Researchers Confirm Exoplanet Has Clouds Using Hubble Telescope 62
Exoplanet GJ 1214 b was discovered in 2009 by the MEarth project. Researchers now have strong evidence that it has an atmosphere. "[A] team of astronomers led by UChicago's Laura Kreidberg and Jacob Bean have detected clear evidence of clouds in the atmosphere of GJ 1214b from data collected with the Hubble Space Telescope. The Hubble observations used 96 hours of telescope time spread over 11 months. This was the largest Hubble program ever devoted to studying a single exoplanet. ... The first spectra, which were obtained by Bean in 2010 using a ground-based telescope, suggested that the planet's atmosphere either was predominantly water vapor or hydrogen-dominated with high-altitude clouds. ... More precise Hubble observations made in 2012 and 2013 allowed the team to distinguish between these two scenarios. ... The best explanation for the new data is that there are high-altitude clouds in the atmosphere of the planet, though their composition is unknown. Models of super-Earth atmospheres predict clouds could be made out of potassium chloride or zinc sulfide at the scorching temperatures of 450 degrees Fahrenheit found on GJ 1214b."
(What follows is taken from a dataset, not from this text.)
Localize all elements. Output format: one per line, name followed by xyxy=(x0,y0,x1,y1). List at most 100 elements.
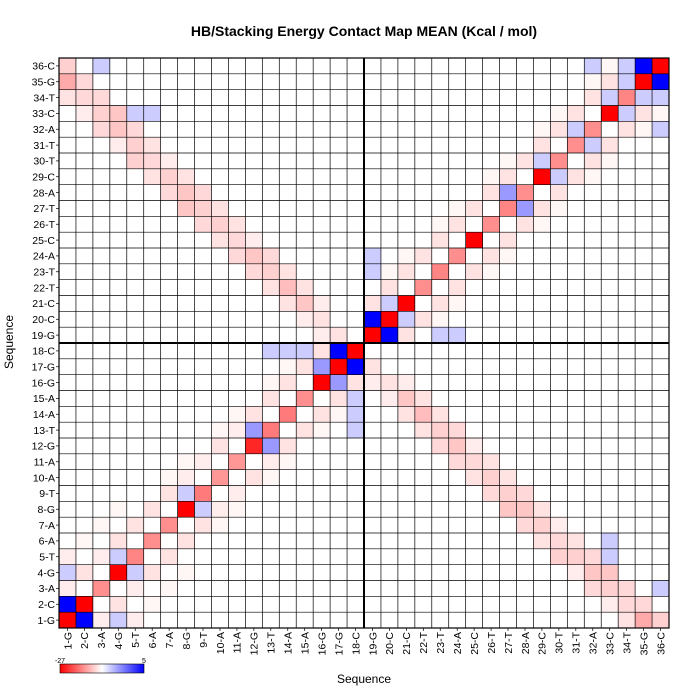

Re:We're exploring space just fine (Score:4, Insightful)
I hitchhiked to Cape Canaveral for the third launch of Colombia, and went to the visitor's center there. Lying outside was a complete Saturn 5. Inside the visitor's center's museum was the matching LEM, Command Module and Rover. IIRC this was the assembly for the cancelled Apollo 19. Talking with staff at the center I found that there were three others scattered around the country, from the rest of the cancelled missions. They said that everything had been purchased and delivered for all four missions, even the fuel, and all that remained was the least expensive portion of the projects, conducting the actual missions. One of the other visitors who had joined the discussion said, "Since the only NASA and JPL would be necessary to that part there wasn't any need to fund it. Their real constituents, Boeing, Honeywell and such, had gotten their money already. Better to take the mission funding and spend it on killing brown people."
On my way back out I looked at that enormous, glorious marvel of engineering abandoned and baking in the sun and cried. The Shuttle launch was spectacular, but that image is the one that I still remember most vividly.